Monday, 22 January 2018

Belikan Motor Anak Sama Dengan Belikan Kain Kafan

Jember, MAJALAH-GEMPUR.Com. Membelikan sepeda motor kepada anak yang belum cukup umur, sama halnya dengan membelikan kain kafan, bukan lagi memberikan rasa manja kepada putra putrinya.

Meningkatnya angka kecelakaan lalulintas dan korban kecelakaan pada anak usia Sekolah Menengah Pertama (SMP) dan Sekolah Lanjutan Tingkat Atas (SLTA) lantaran mereka masih belum berhak untuk memiliki Surat Ijin Mengemudi (SIM).

Untuk menekan kejadian tersebut, Satuan Lalu-lintas (Satlantas)  Polres Jember melalui Kanit Dikyasa Ipda Agus Yudi Kurniawan melakukan sosialisasi di  beberapa SMP dan SMA maupun Taman Kanak-kanak dan Pendidikan Anak Usia Dini (Paud) di Jember.

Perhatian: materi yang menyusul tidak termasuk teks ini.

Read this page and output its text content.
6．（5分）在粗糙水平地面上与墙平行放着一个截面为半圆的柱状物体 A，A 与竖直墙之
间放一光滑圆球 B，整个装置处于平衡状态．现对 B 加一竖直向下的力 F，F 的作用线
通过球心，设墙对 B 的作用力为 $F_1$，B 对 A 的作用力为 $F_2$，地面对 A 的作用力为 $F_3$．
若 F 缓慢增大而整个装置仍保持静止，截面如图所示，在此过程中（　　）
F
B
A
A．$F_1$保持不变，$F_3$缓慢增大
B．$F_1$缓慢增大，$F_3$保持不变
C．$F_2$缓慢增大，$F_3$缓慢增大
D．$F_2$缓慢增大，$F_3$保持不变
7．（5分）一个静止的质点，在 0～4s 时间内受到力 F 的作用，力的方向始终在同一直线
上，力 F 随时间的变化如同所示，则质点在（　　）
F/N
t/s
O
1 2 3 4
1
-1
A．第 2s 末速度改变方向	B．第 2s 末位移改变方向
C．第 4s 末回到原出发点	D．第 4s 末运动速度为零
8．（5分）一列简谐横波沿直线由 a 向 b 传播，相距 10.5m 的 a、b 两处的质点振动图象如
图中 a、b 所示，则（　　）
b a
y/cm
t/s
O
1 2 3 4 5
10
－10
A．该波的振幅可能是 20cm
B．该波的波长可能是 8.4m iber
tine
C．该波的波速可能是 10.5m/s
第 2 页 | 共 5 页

Menurut Ipda Agus Kurniawan,  pemahaman berlalu lintas diperlukan, kedisiplinan berlalulintas mutlak harus ditamamkan sejak usia dini. "Sosialisasi  diawali lomba mewarnai dan edukasi terhadap anak dengan media panggung boneka semeru."tuturnya di Paud Jamaitul Muktadin desa Wonojati, Kecamatan Jenggawah.

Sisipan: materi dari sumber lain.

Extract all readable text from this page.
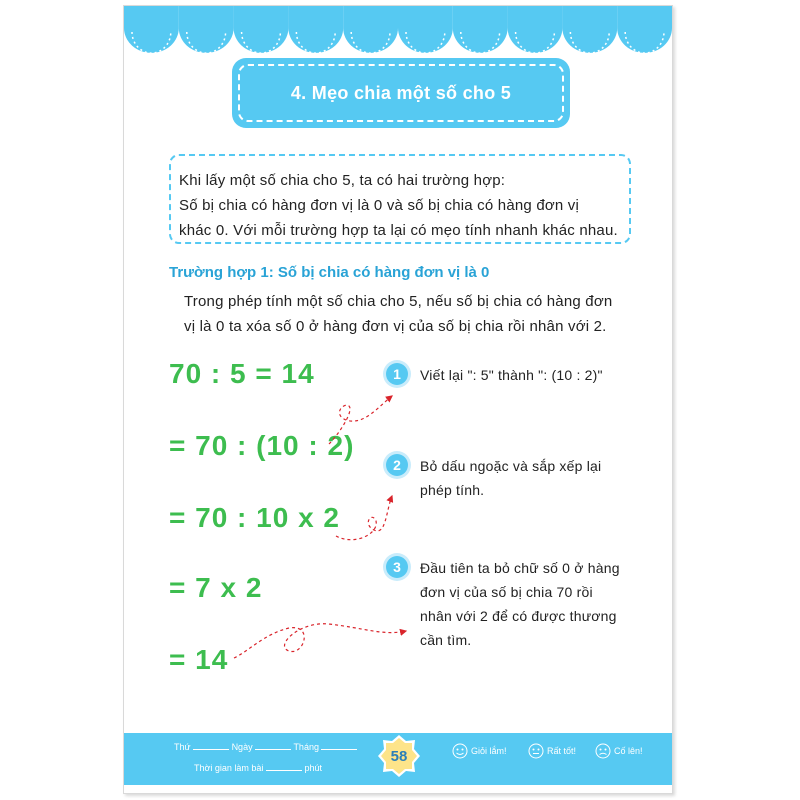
4. Mẹo chia một số cho 5
Khi lấy một số chia cho 5, ta có hai trường hợp:
Số bị chia có hàng đơn vị là 0 và số bị chia có hàng đơn vị
khác 0. Với mỗi trường hợp ta lại có mẹo tính nhanh khác nhau.
Trường hợp 1: Số bị chia có hàng đơn vị là 0
Trong phép tính một số chia cho 5, nếu số bị chia có hàng đơn
vị là 0 ta xóa số 0 ở hàng đơn vị của số bị chia rồi nhân với 2.
70 : 5 = 14
= 70 : (10 : 2)
= 70 : 10 x 2
= 7 x 2
= 14
1	Viết lại ": 5" thành ": (10 : 2)"
2	Bỏ dấu ngoặc và sắp xếp lại
phép tính.
3	Đầu tiên ta bỏ chữ số 0 ở hàng
đơn vị của số bị chia 70 rồi
nhân với 2 để có được thương
cần tìm.
Thứ	Ngày	Tháng
Thời gian làm bài	phút
Giỏi lắm!	Rất tốt!	Cố lên!
58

Agus berharap, dengan adanya sosialisasi pada anak usia dini akan terbangun kesadaran tentang pentingnya keselamatan diri dan orang lain dalam berlalu lintas sehingga diharapkan pelanggaran lalu lintas serta kecelakaan akan berkurang.

Pada kesempatan tersebut, Kanit Dikyasa Satlantas Polres Jember juga mengimbau agar para orang tua menjemput dan antar anak nya yang belum cukup umur, berkedara di jalan umum.  Lebih berguna memggunakan sepeda angin (red Ontel) sekaligus bisa untuk berolah raga, badan juga akan lebih sehat.

Menurut Agus, membelikan sepeda motor pada anak belum cukup umur, samahalnya membelikan kain kafan pada anaknya, bukan lagi memberikan rasa manja kepada putar dan putrinya, untuk membiasakan anak belajar mandiri." ungkap Agus di hadapan Siwa dan siwi maupun orang tua  (edw).